Kant's metaphysics, as elucidated in his Critique of Pure Reason, is generally referred to as transcendental idealism. One of the essential ideas of the work is the idea of transcendental apperceptions, the a priori intuitions which condition our thought processes, creating, for example, the categories of space and time.
This gets interesting when we consider that fundamentally, if we accept this idea, we are forced to admit either that these concepts in-themselves are what make experience itself possible or our experience actually makes these concepts possible. Kant's position arguably requires radical subjectivity, for the "world of appearances" which presents itself to our senses is, for our purposes, the only reality which our transcendental apperceptions will permit to manifest from the noumenal reality-in-itself, which can be known only by pure reason.

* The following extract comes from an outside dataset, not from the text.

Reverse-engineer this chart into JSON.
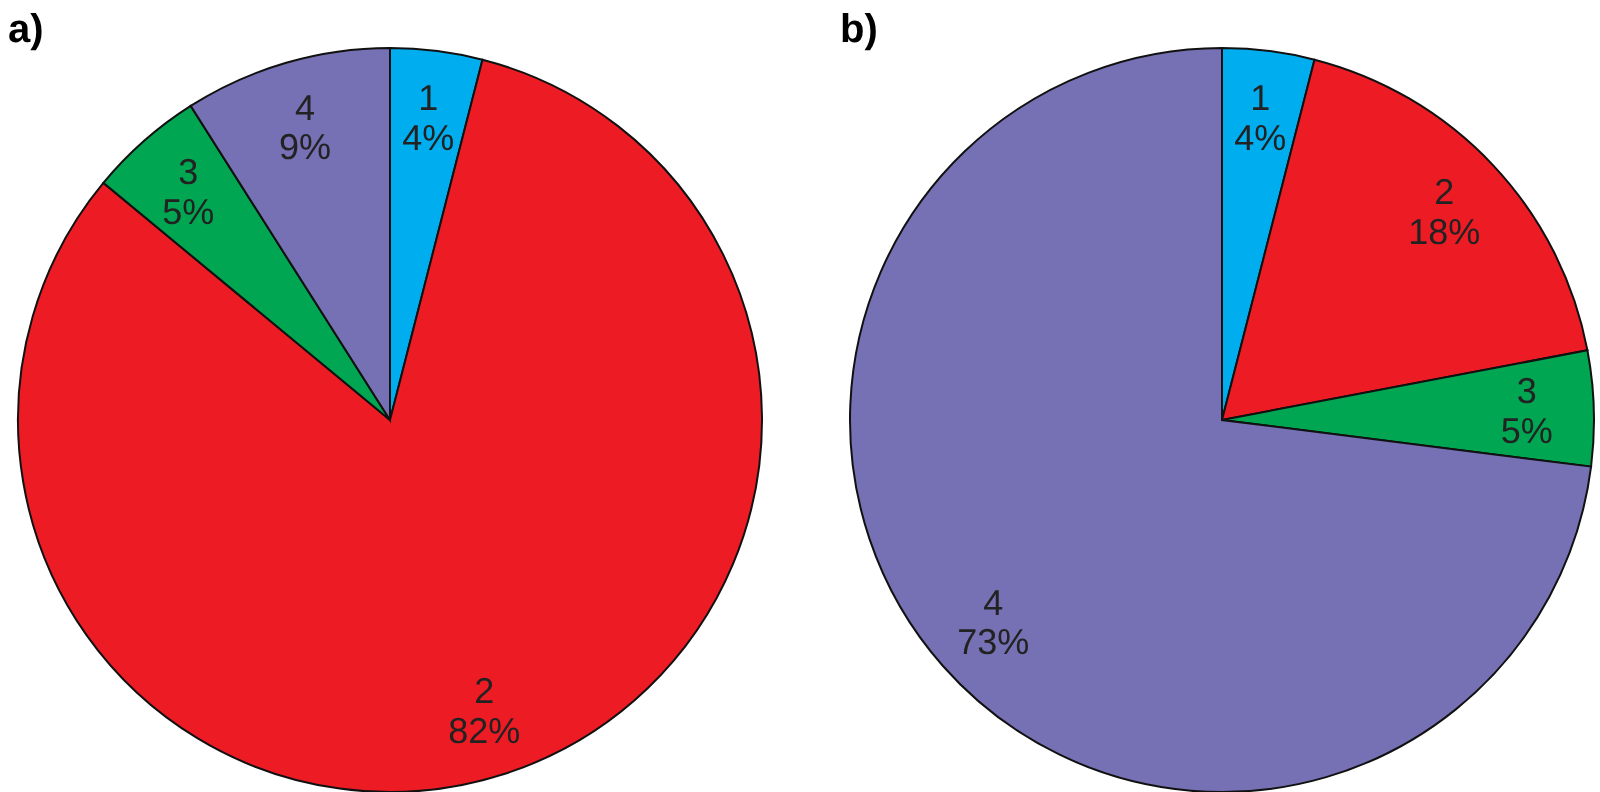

Kant's position with regard to morality was that the moral faculty itself was the effective agent of free will which distinguished man as a reasoning and thinking being from being possessed simply of a reactive cognition. This participation in the intelligible world was in effect his spiritual and immortal part, his connection to Deity, as distinguished from his immersion in the existential sense-world of animal nature. For Kant, man's essential ground is in the being of Consciousness rather than in that of "mere" existence.
The CoPR is a monolithic text which is widely considered to be among the most difficult books ever written (so much for eloquence!).
To get a better handle on the concepts, it might prove helpful to consider the Neoplatonic roots of Western philosophy as Kant probably learned it, as well as to consider the similarities and differences between his categories, Jung's Archetypes, and the Sephira of the modern Qabalists, to get an idea, from a less formal perspective, of the real scope of his thought - or rather, his early attempt at a scientific metaphysics. Regardless of the academic correctness of doing this, it should provide some interesting coincidences.
The preceding is from memory, and the paragraph above contains my own speculations. I apologize for any inconsistencies or outright mistakes (and promise to mend my ways).